Une transcription ou une œuvre originale? Telle est l’une des questions portant sur le répertoire joué par les orchestres à vents lors des fêtes fédérales de musique de 1864 à 1948 que Silvio Badolato a abordées pour effectuer son travail de master, sur la base des rapports alors établis. Aperçu de son travail et de ses résultats.
Au début du XIXe siècle, la Suisse comptait environ 50 corps de musique militaire et 40 sociétés de musique civiles. Leur répertoire était essentiellement constitué de marches, mais les lots de partitions contenaient aussi souvent des valses.
Les débuts
Le répertoire s’est étendu vers 1850, sur le modèle des grandes musiques militaires. Ouvertures et autres extraits d’opéras connus et populaires – principalement de compositeurs italiens – sont ainsi venus l’enrichir. Sont alors également apparues des œuvres originales pour orchestres à vents, que Herbert Frei, ancien président de la commission de musique de l’ASM qualifiait toutefois de «musique utilitaire pseudo-romantique», qui ne pouvait dès lors guère prétendre à un statut supérieur.

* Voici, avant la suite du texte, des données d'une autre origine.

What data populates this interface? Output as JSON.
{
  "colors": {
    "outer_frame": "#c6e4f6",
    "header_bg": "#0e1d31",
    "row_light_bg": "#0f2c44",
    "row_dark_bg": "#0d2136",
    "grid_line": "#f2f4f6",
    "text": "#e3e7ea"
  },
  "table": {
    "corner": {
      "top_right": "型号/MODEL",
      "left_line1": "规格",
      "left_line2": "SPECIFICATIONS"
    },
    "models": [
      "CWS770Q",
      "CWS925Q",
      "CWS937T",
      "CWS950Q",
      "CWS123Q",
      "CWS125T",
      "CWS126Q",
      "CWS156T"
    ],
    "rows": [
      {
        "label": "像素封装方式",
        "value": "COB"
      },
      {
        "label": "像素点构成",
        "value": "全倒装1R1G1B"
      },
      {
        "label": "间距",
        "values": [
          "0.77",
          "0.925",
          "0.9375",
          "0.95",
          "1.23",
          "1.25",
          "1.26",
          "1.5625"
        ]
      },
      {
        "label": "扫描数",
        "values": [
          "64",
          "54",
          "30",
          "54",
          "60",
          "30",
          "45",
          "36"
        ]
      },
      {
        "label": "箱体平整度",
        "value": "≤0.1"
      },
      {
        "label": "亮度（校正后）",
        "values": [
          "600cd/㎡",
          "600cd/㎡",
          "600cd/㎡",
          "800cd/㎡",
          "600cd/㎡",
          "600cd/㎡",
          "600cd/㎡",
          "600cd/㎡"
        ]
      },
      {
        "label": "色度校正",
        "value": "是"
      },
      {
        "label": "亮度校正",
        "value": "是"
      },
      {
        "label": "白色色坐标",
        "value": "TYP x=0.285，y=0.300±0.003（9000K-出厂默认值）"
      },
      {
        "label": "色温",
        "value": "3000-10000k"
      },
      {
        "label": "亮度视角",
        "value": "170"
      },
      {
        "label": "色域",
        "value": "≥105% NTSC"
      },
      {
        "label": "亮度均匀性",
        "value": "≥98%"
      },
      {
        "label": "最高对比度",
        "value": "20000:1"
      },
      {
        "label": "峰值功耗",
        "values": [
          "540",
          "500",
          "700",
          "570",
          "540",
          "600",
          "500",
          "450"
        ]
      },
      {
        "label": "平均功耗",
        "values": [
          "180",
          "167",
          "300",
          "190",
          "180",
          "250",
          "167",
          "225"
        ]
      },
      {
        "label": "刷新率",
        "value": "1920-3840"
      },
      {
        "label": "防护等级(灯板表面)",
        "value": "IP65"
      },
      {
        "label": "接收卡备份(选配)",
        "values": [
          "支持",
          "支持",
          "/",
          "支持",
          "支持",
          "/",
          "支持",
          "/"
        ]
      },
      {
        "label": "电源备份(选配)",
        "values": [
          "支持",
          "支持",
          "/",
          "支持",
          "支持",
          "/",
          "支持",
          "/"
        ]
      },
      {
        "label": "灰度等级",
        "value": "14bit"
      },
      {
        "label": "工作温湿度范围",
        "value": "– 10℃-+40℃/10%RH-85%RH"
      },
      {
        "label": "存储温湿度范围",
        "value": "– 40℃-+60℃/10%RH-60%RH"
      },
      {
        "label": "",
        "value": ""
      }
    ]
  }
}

Au cours de la seconde moitié du XIXe siècle, la musique à vent civile a connu un essor fulgurant. C’est d’ailleurs ainsi qu’a été fondée en 1862, à Olten, la «Société fédérale des musiques de cuivres», qui avait pour principale tâche d’organiser la Fête Fédérale de Musique. Les pièces choisies lors des onze premières fêtes – entre 1864 et 1897 – indiquent, par la diversité des compositeurs, que la littérature de musique à vent était encore loin de trouver sa propre identité. Les compositeurs les plus prisés avaient pour noms Giuseppe Verdi, Gioachino Rossini et Richard Wagner.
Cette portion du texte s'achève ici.